Убби обмыл мертвеца от крови, потом пришил ему отрубленную голову и заштопал наиболее жуткие раны. После чего произвел над телом скупой воинский обряд – что-то вроде клятвы на оружии и на крови. У перевозчиков подобных обрядов не было, и мы почтили память самоотверженного героя так, как умели. Гуго испросил у Сандаварга разрешение сказать от имени команды прощальную речь, в чем он был большой специалист. Северянин не питал особого уважения к «башковитому толстяку», но отказать ему не посмел. И затем почти четверть часа стоял с кислой рожей и, скрипя зубами, выслушивал посмертный панегирик Тунгахопу. Настолько велеречивый, что если бы покойный мог сам это слышать, он изумился бы тому, каким, оказывается, он был при жизни добродетельным… да что там – практически святым человеком!

Прах Тунгахопа был развеян Убби по ветру с марсовой мачты. Я невольно отметил, что был бы не прочь, чтобы и меня проводили в мой последний путь таким же образом. Улетающее вдаль, быстро растворяющееся в воздухе облачко пепла выглядело чертовски красиво и поэтично. Даже абсолютно далекий от поэзии Физз, и тот, задрав морду, следил за церемонией с несвойственным ему молчаливым благоговением. Старый вояка Тунгахоп, поди, и не думал, что удостоится таких роскошных похорон, о каких в эпоху Вседержителей не мечтали даже самые богатые купцы, вожди, церковники и градоправители.

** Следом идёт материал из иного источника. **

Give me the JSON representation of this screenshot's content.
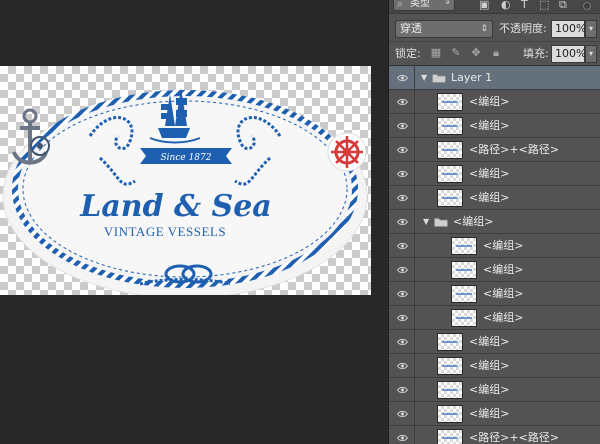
{
  "panel": {
    "filter_kind": "类型",
    "blend_mode": "穿透",
    "opacity_label": "不透明度:",
    "opacity_value": "100%",
    "lock_label": "锁定:",
    "fill_label": "填充:",
    "fill_value": "100%"
  },
  "logo": {
    "since": "Since 1872",
    "title": "Land & Sea",
    "subtitle": "VINTAGE VESSELS"
  },
  "layers": [
    {
      "name": "Layer 1",
      "kind": "group",
      "indent": 0,
      "expanded": true
    },
    {
      "name": "<编组>",
      "kind": "layer",
      "indent": 1
    },
    {
      "name": "<编组>",
      "kind": "layer",
      "indent": 1
    },
    {
      "name": "<路径>+<路径>",
      "kind": "layer",
      "indent": 1
    },
    {
      "name": "<编组>",
      "kind": "layer",
      "indent": 1
    },
    {
      "name": "<编组>",
      "kind": "layer",
      "indent": 1
    },
    {
      "name": "<编组>",
      "kind": "subgroup",
      "indent": 1,
      "expanded": true
    },
    {
      "name": "<编组>",
      "kind": "layer",
      "indent": 2
    },
    {
      "name": "<编组>",
      "kind": "layer",
      "indent": 2
    },
    {
      "name": "<编组>",
      "kind": "layer",
      "indent": 2
    },
    {
      "name": "<编组>",
      "kind": "layer",
      "indent": 2
    },
    {
      "name": "<编组>",
      "kind": "layer",
      "indent": 1
    },
    {
      "name": "<编组>",
      "kind": "layer",
      "indent": 1
    },
    {
      "name": "<编组>",
      "kind": "layer",
      "indent": 1
    },
    {
      "name": "<编组>",
      "kind": "layer",
      "indent": 1
    },
    {
      "name": "<路径>+<路径>",
      "kind": "layer",
      "indent": 1
    }
  ],
  "colors": {
    "logo_blue": "#1f5fb0",
    "wheel_red": "#d63a3a",
    "anchor_gray": "#6a7685"
  }
}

Поминали домара исключительно «мозгобойкой», которую он обожал и к которой незадолго до смерти успел пристраститься. Памятуя наше первое неудачное знакомство со спиртом, теперь мы употребляли его маленькими порциями и хорошо закусывали. Все, кроме Сандаварга. Обычай предписывал ему пить за упокой соратника из его посуды, а Тунгахоп за неимением у нас традиционного северного рога всегда пользовался ковшом. Само собой, что домар наливал ковш не до краев, а иначе он вообще вряд ли дожил бы до своей последней битвы. Но на поминках воин должен был в знак уважения к покойному выпить больше, чем обычно выпивал тот. Поэтому Убби, не мелочась, удвоил для себя привычную порцию «мозгобойки» Тунгахопа. А затем отважно влил ее себе в глотку…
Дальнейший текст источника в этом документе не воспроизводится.